Sunday, May 15, 2016

Don't Call Me Brave


There's this weird thing that happens when you are diagnosed with cancer. Suddenly, and sort of inexplicably, people begin to call you brave. It's a surprise that you don't really see coming. Sure, I've said it about others, but it's not something I was prepared to hear about myself. BRAVE. It's just weird. People call me courageous. Inspiring, even. People say things to me like, "Your bravery is an inspiration." Or "I'm so impressed by your courage."

These phrases are meant as compliments. The people who say them mean well. "You're so brave" is a phrase that is uttered with affection, but as a person diagnosed with cancer, it strikes me as the oddest thing people say to me. 

Don't get me wrong. It feels nice to be told I am brave or courageous. It's a nice little ego boost. Obviously, it feels good on an interpersonal level to have people saying nice things about me. Like everyone, I want to be liked and admired. I want to be brave.

But the thing is, I know in my heart of hearts that it simply isn't true.

I have done absolutely nothing that would earn me a badge of bravery. Being diagnosed with breast cancer is something that happened to me. It is not something I chose. It is not something I created. Undergoing treatment for cancer is also something that is happening to me. Sure, I could have forgone treatment, but that would have been rather stupid. So really, the best that can really be said about me is that I am not a blubbering imbecile.

When I think of brave people, I think of people who run toward a fire to save others. I think of people who travel halfway around the world to open clinics in under-served third world countries. I think of people who face discrimination and violence to stand up to injustice in the world. These people are brave. These people are heroes. Not me.

All I do is lay on the couch in a stupor and occasionally vomit. I'm just a person with a shitty disease.
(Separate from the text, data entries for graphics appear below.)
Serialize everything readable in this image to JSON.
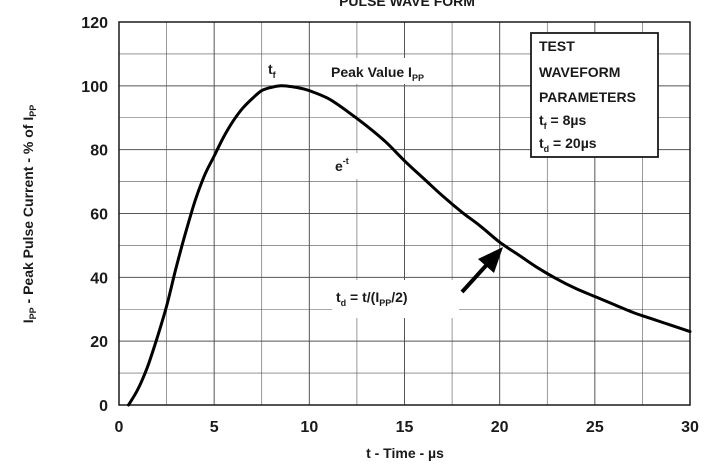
{
  "chart_data": {
    "type": "line",
    "title": "PULSE WAVE FORM",
    "xlabel": "t - Time - µs",
    "ylabel": {
      "pre": "I",
      "sub": "PP",
      "mid": " - Peak Pulse Current - % of I",
      "sub2": "PP"
    },
    "xlim": [
      0,
      30
    ],
    "ylim": [
      0,
      120
    ],
    "xticks": [
      0,
      5,
      10,
      15,
      20,
      25,
      30
    ],
    "yticks": [
      0,
      20,
      40,
      60,
      80,
      100,
      120
    ],
    "grid": true,
    "series": [
      {
        "x": [
          0.5,
          1,
          1.5,
          2,
          2.5,
          3,
          3.5,
          4,
          4.5,
          5,
          5.5,
          6,
          6.5,
          7,
          7.5,
          8,
          8.5,
          9,
          9.5,
          10,
          11,
          12,
          13,
          14,
          15,
          16,
          17,
          18,
          19,
          20,
          21,
          22,
          23,
          24,
          25,
          26,
          27,
          28,
          29,
          30
        ],
        "y": [
          0,
          5,
          12,
          21,
          31,
          43,
          54,
          64,
          72,
          78,
          84,
          89,
          93,
          96,
          98.5,
          99.5,
          100,
          99.8,
          99.3,
          98.5,
          96,
          92,
          87.5,
          82.5,
          76.5,
          71,
          65.5,
          60.5,
          56,
          51,
          47,
          43,
          39.5,
          36.5,
          34,
          31.5,
          29,
          27,
          25,
          23
        ]
      }
    ],
    "annotations": {
      "tf": {
        "main": "t",
        "sub": "f"
      },
      "peak": {
        "main": "Peak Value I",
        "sub": "PP"
      },
      "exp": {
        "main": "e",
        "sup": "-t"
      },
      "td": {
        "a": "t",
        "a_sub": "d",
        "b": " = t/(I",
        "b_sub": "PP",
        "c": "/2)"
      }
    },
    "legend_box": {
      "line1": "TEST",
      "line2": "WAVEFORM",
      "line3": "PARAMETERS",
      "tf": {
        "main": "t",
        "sub": "f",
        "rest": " = 8µs"
      },
      "td": {
        "main": "t",
        "sub": "d",
        "rest": " = 20µs"
      }
    },
    "line_color": "#000000",
    "grid_color": "#555555"
  }
}
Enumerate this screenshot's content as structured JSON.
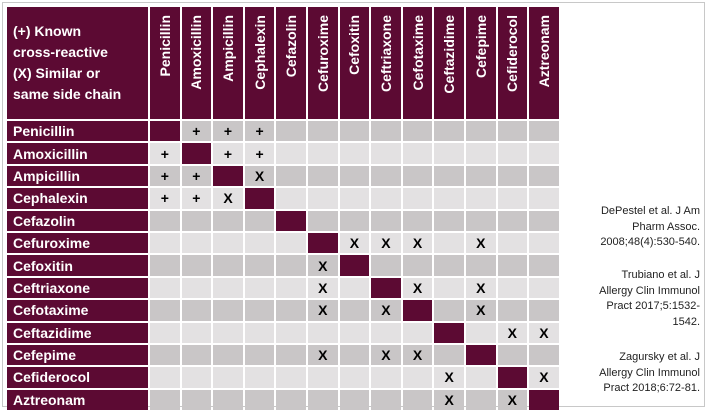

I know when people read this, they will say, "But you are fighting so hard. And you have such a good attitude."

Again, not particularly courageous. Survival is a basic human instinct. I am doing nothing more than ensuring my own survival, at this point. Complying with treatment, resting when I am told to rest, taking my medication - these are not courageous acts. They are simply the necessary steps I must take to ensure that I get through this alive. Even my positive attitude in a conscious act of survival. Believe me, the thoughts that go through my head in the dark, alone at night, are not the thoughts of a hero. They are not the reflections of a brave individual. It would be easy to succumb to these thoughts.

There is a song  from the musical Hamilton called It's Quiet Uptown. In it, the characters are singing about the grief of losing their son. There is a lyric that goes, "The moments when you're in so deep, it feels easier to just swim down." That is how cancer treatment can make you feel. On my "bad" days after chemo, I often feel like I am drowning in the sheer exhaustion. I feel like I am physically sinking and my life is no longer my own. And on these days, it seems like it would be so much easier to just swim down than it is to aim for the surface. But swimming down would be admitting defeat. And as a human, survival is my foremost instinct. So every single time, I swim up. I slowly come out of the fog and back into the land of the living. It's not bravery that forces me to do this time and again. It is simply the basic human instinct to survive. 

So I laugh. And I make jokes from my perch on the couch. I write blogs about how ridiculous and foreign and absurd cancer treatment is. And I assure my children that I will be perfectly fine. I push the anxiety and worry to the side - not because I am brave, but because every primitive instinct within me is screaming that these thoughts are not helpful. These thoughts are not beneficial. They will not contribute to my survival.

Tomorrow, I will go for my fourth AC chemo treatment. If the third round is any indicator, it is not going to be fun. But I will swim up. I will come out of the fog. I will laugh. I will play. I will maintain a positive attitude at all costs - I will believe all the way down to the very marrow in my bones that the chemo is working. That the treatment is succeeding. To think otherwise is completely outside of the realm of possibility.

I am not brave. I am not courageous. I am human. And like every single one of us, I will do what it takes to survive. I have no choice - it is ingrained in my DNA to do exactly that.

Trust me. You would all do the exact same in my shoes.

1 comments:

Lee Witte said...

Okay, so maybe you're not brave. Maybe you're just a scared little girl clinging to any glimmer of hope or, dare I suggest, pleasure that you are able to find. Perhaps that's true. But you are doing so with immeasurable outward grace and dignity, and the words write in this blog are an inspiration to anyone who reads them. And that's I have to say about that. I love you, Shannon!